Крисанто не знал музыкальной грамоты. Он творил на слух, повинуясь интуиции. Заучив родившуюся в нем мелодию, юноша затем напевал ее местному учителю Бласу Санхинесу, метису, переселившемуся в город, тот переводил мелодию в знаки на нотные линейки. Молодой человек никогда не стремился заработать на своем таланте: он не продавал своих сочинений, не заявлял об авторских правах на них, и, когда друзья передавали ему, что посредственности из артистической богемы занимались плагиатом его сочинений – текстов и музыки, – Крисанто лишь отмахивался, делая вид, будто зевает. Несмотря на свое бескорыстие, музыкант все же получал кое-какие деньги, присылаемые ему фирмами граммофонной записи или радиостанциями, иногда деньги ему насильно вручали хозяева, в домах которых он играл на празднике. Крисанто все отдавал родителям, а после того, как они умерли – ему тогда было тридцать лет, – тратил их в кругу друзей. У него никогда не появлялось желания покинуть свой родной квартал, комнату под номером "X" в общем коридоре дома в тупике, где он родился. Чем это объяснить: верностью родному углу и сознанием скромности своего происхождения или просто тем, что он любил, например, ручей, протекающий рядом? Наверное, и тем и другим. Но главное, живя в этом узком пенале, Крисанто был рядом с девушкой голубой крови по имени Фатима, которую он увидел, когда та была служанкой, и которая ныне приняла постриг и дала обет послушания, нищеты и (увы!) девственности как Христова невеста.
Вот в чем заключалась тайна его жизни, вот причина его грусти, которую все вокруг (о близорукость толпы, душа которой покрылась коростой!) относили всегда за счет его физической неполноценности – малоподвижных ног и искривленного тела. Однако именно по причине уродства, из-за которого Крисанто казался моложе своих лет, он мог сопровождать свою мать в крепость монашек Босоножек и хоть раз в неделю видеть девушку своих сновидений. Любила ли сестра Фатима инвалида так же, как он ее? Никто этого не знает.
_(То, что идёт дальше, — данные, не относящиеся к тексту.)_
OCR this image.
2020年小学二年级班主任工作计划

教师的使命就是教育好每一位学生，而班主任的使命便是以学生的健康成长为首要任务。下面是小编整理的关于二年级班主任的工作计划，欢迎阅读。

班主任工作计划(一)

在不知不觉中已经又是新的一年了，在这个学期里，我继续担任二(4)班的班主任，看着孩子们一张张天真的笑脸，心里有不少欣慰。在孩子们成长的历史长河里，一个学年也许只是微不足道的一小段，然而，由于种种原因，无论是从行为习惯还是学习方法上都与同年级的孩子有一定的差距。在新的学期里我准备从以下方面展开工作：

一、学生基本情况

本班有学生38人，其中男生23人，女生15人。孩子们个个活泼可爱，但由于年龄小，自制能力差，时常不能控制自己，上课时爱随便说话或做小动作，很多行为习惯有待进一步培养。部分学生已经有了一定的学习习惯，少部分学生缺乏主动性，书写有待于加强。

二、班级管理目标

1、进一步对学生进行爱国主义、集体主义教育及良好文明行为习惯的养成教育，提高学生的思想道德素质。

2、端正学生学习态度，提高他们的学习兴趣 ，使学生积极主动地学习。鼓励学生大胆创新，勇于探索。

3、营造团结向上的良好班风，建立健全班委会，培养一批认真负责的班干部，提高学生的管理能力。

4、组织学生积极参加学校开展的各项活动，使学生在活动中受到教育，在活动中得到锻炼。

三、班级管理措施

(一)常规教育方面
Тепличный цветок, которому неведома тайна опыления дикого растения, Фатима росла и превращалась из девочки в девушку и из девушки в женщину среди старух в мертвящей атмосфере монастыря. Все, что могло стать достоянием ее слуха, зрения или воображения, подвергалось суровой цензуре, установленной монашеской конгрегацией (видимо, строжайшей из строгих). Разве могла подумать эта воплощенная добродетель, что чувство, по ее мнению принадлежавшее только Господу Богу (любовь?), у людей могло стать предметом купли-продажи.
Но так же неосознанно, как ручьи сбегают с гор, устремляясь к реке, как ягненок, еще не открыв глаза, ищет материнский сосок с белым молоком, так и Фатима, возможно, любила музыканта. Во всяком случае он был ее другом, единственным знакомым ей существом одного с нею возраста, единственным товарищем в игре, если можно назвать игрой работу, что они делили поровну, пока великая рукодельница Мария Порталь обучала монашек искусству вышивания. В это время дети мыли полы, протирали окна, поливали цветы, зажигали свечи.
Но и в детские годы, и повзрослев, они часто беседовали друг с другом. Разговоры были целомудренными: девочка была непорочна, мальчик – робок, обоих отмечала чистота и кроткий нрав, потому и говорили они о любви, не произнося этого слова, затрагивая совершенно посторонние темы вроде прекрасной коллекции разноцветных бумажных иконок сестры Фатимы. Или Крисанто рассказывал послушнице, какие из себя трамваи, автомобили, что такое кино. Обо всем этом говорилось и – легко было догадаться, о чем идет речь, – в песнях Маравильяса, посвященных безымянной таинственной женщине. Исключение составил знаменитый вальс, название которого вызывало жгучее любопытство у поклонников таланта композитора: «Фатима – это непорочная дева Фатима».
Крисанто Маравильяс знал: он никогда не сможет вызволить Фатиму из монастыря и сделать ее своей, но все равно был счастлив, видя свою музу лишь считанные часы в неделю. Эти мимолетные встречи питали его вдохновение и рождали песни о «жестокосердных красавицах», йарави, фестехо и ресбалосо[67]. Вторая трагедия в его жизни (первой была инвалидность) случилась в день, когда мать-настоятельница конгрегации Босоножек случайно застала его за отправлением нужды. Мать Литума несколько раз переменилась в лице и зашлась икотой. Она тут же побежала к Марии Порталь и спросила, сколько лет ее сыну, портниха ответила, что мальчику уже восемнадцать, хотя ростом и телосложением он может сойти за десятилетнего. Перекрестившись, мать-настоятельница отныне запретила юноше переступать порог монастыря.